One of the most heinous crimes in early Maryland occurred in the year 1751 and Old Joppa played an important role in ensuring justice was served.
In what is now Soldiers Delight Natural Environment Area near Liberty Reservoir, a very prosperous farmer named John Clark and his wife Sarah were viciously attacked in the wee hours of 20 Nov 1751 by an ax wielding servant woman and her accomplice after being coerced by a greedy and evil young man named John Berry. John Clark would survive his wounds, but his wife Sarah was killed instantly.
Berry was stepson to both Mr. and Mrs. Clark through the remarriages and deaths of his natural parents. Both Martha and Mary were indentured servants of the Clarks. By all accounts, John Berry couldn’t wait until his step-parents passed away naturally to inherit the large farm and the two women, who claimed that Mrs. Clark promised them freedom upon her death, couldn’t wait that long either. John Berry apparently promised to marry Martha Bassett if she would help him murder his step-parents.
Berry and the servants claimed that an intruder had attacked the Clarks. The investigating Sheriff’s Deputy was immediately suspicious of the servant’s tale and asked Martha Bassett, who was considered simpleminded, where the ax was. Without hesitation, she replied, “Hid behind a log in the swamp.” Once the bloodstained tool was found, Bassett confessed and implicated Mary Powell and Berry.

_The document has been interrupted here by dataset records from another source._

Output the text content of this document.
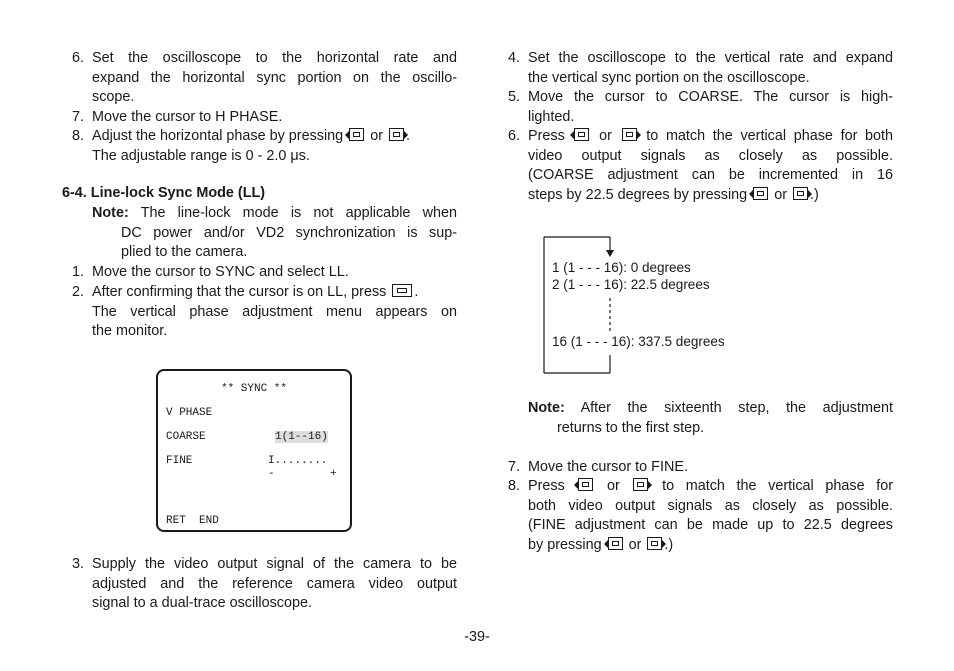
6. Set the oscilloscope to the horizontal rate and
expand the horizontal sync portion on the oscillo-
scope.
7. Move the cursor to H PHASE.
8. Adjust the horizontal phase by pressing or .
The adjustable range is 0 - 2.0 μs.
6-4. Line-lock Sync Mode (LL)
Note: The line-lock mode is not applicable when
DC power and/or VD2 synchronization is sup-
plied to the camera.
1. Move the cursor to SYNC and select LL.
2. After confirming that the cursor is on LL, press .
The vertical phase adjustment menu appears on
the monitor.
** SYNC **
V PHASE
COARSE	1(1--16)
FINE	I........
-	+
RET  END
3. Supply the video output signal of the camera to be
adjusted and the reference camera video output
signal to a dual-trace oscilloscope.
4. Set the oscilloscope to the vertical rate and expand
the vertical sync portion on the oscilloscope.
5. Move the cursor to COARSE. The cursor is high-
lighted.
6. Press or to match the vertical phase for both
video output signals as closely as possible.
(COARSE adjustment can be incremented in 16
steps by 22.5 degrees by pressing or .)
1 (1 - - - 16): 0 degrees
2 (1 - - - 16): 22.5 degrees
16 (1 - - - 16): 337.5 degrees
Note: After the sixteenth step, the adjustment
returns to the first step.
7. Move the cursor to FINE.
8. Press	or	to match the vertical phase for
both video output signals as closely as possible.
(FINE adjustment can be made up to 22.5 degrees
by pressing or .)
-39-
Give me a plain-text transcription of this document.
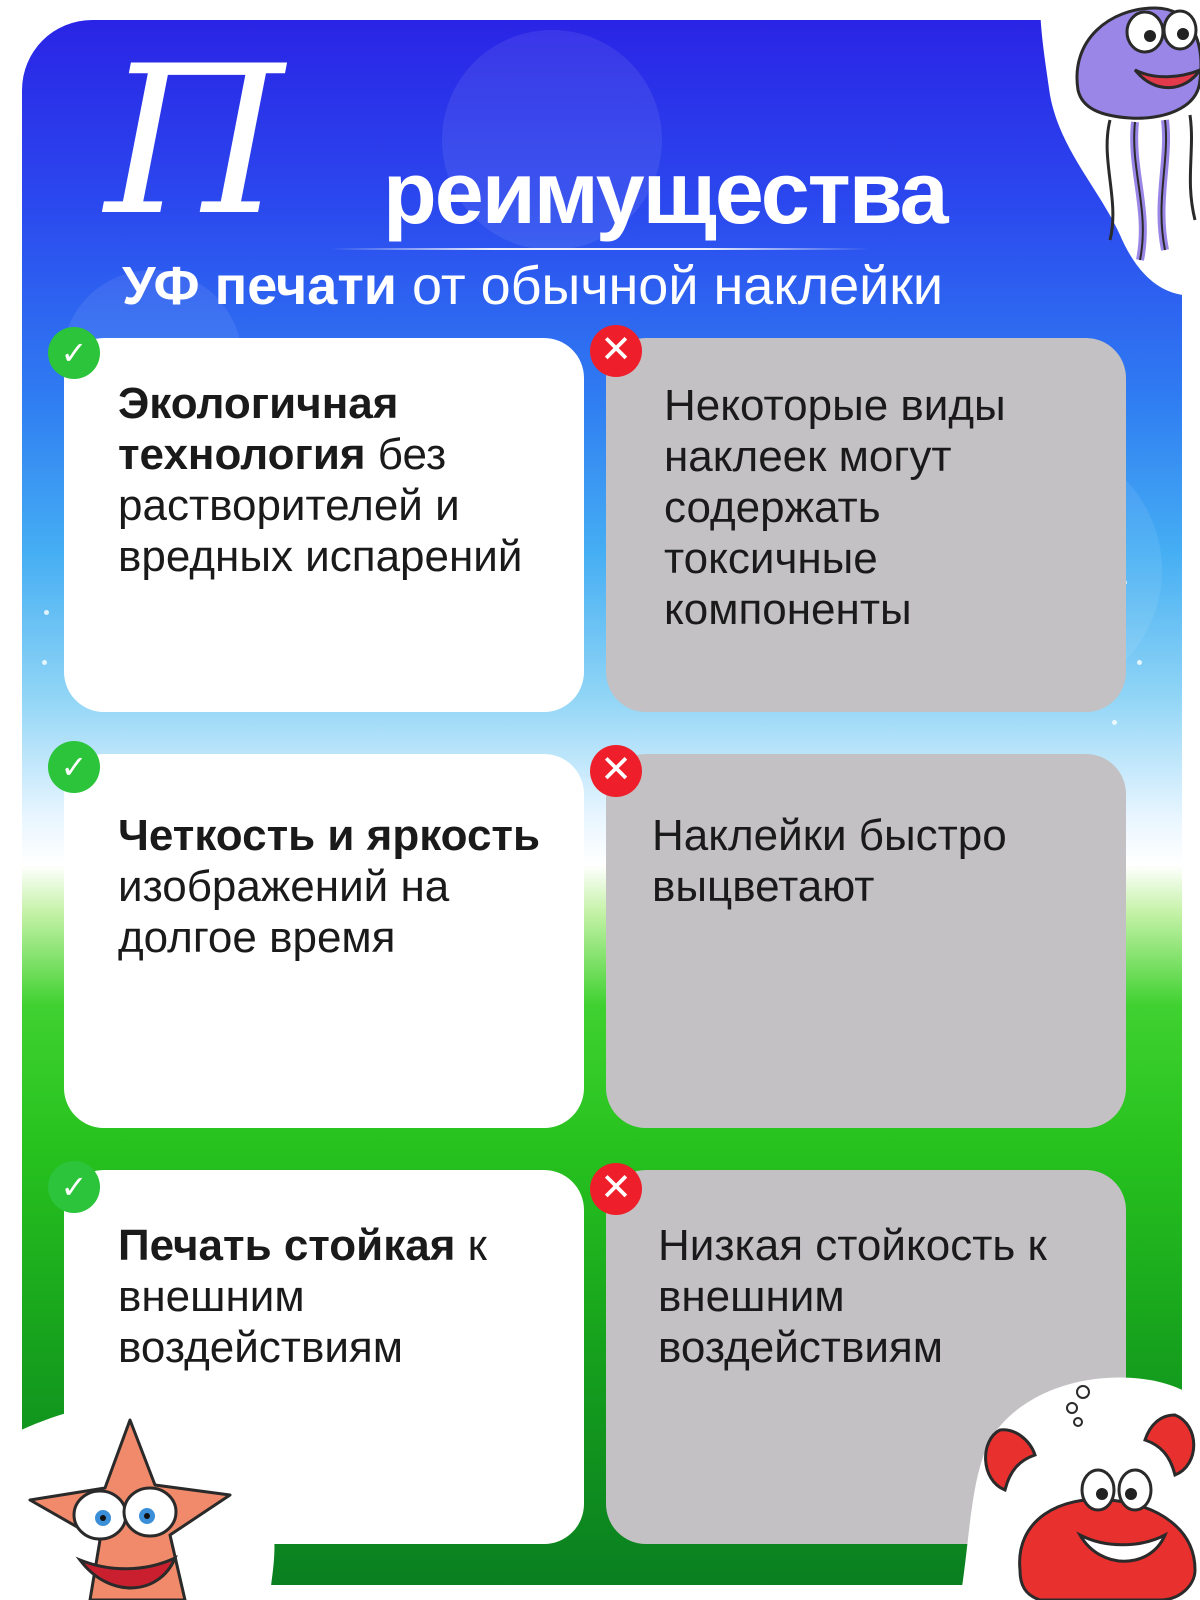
П реимущества
УФ печати от обычной наклейки
Экологичная технология без растворителей и вредных испарений
✓
Некоторые виды наклеек могут содержать токсичные компоненты
✕
Четкость и яркость изображений на долгое время
✓
Наклейки быстро выцветают
✕
Печать стойкая к внешним воздействиям
✓
Низкая стойкость к внешним воздействиям
✕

Unlike the often long, drawn out an expensive dispensing of justice today, it was swift in those days. John Berry and his two female accomplices, Martha Bassett, who swung the ax, and Mary Powell who held a candle, were convicted on 18 Dec 1751.
A 13 year old servant boy was also convicted, but later pardoned by the Governor. On 10 Jan 1752, the women were hanged at Joppa.
But the brutality of the crime so outraged the Governor’s Commission that it imposed a special penalty on Berry. It was ordered that after the sentence of hanging was carried out, his body was to be hung by chains until nature itself consumed it. It was common at that time to carry out the execution for such heinous crimes as murder, at the site of the offense.
It was a cold winter’s day when John Berry and a crowd of spectators climbed the hill. Berry continued to protest his innocence, declaring that the two women had lied about his role. Although there is no surviving description of the execution, Berry probably stood on a barrel or in the back of a cart; the barrel kicked over or the cart set off, leaving him twisting on the gallows.
The ghostly legends began almost immediately afterwards; including tales of Berry’s restless spirit haunting the surrounding area even today, and that his skull was “kicked around” for years until a settler found it and finally gave it Christian burial.
Perhaps too, on some cold January night the cries of Martha and Mary can be heard echoing across the fields and marshes of Old Joppa……listen for them if you dare.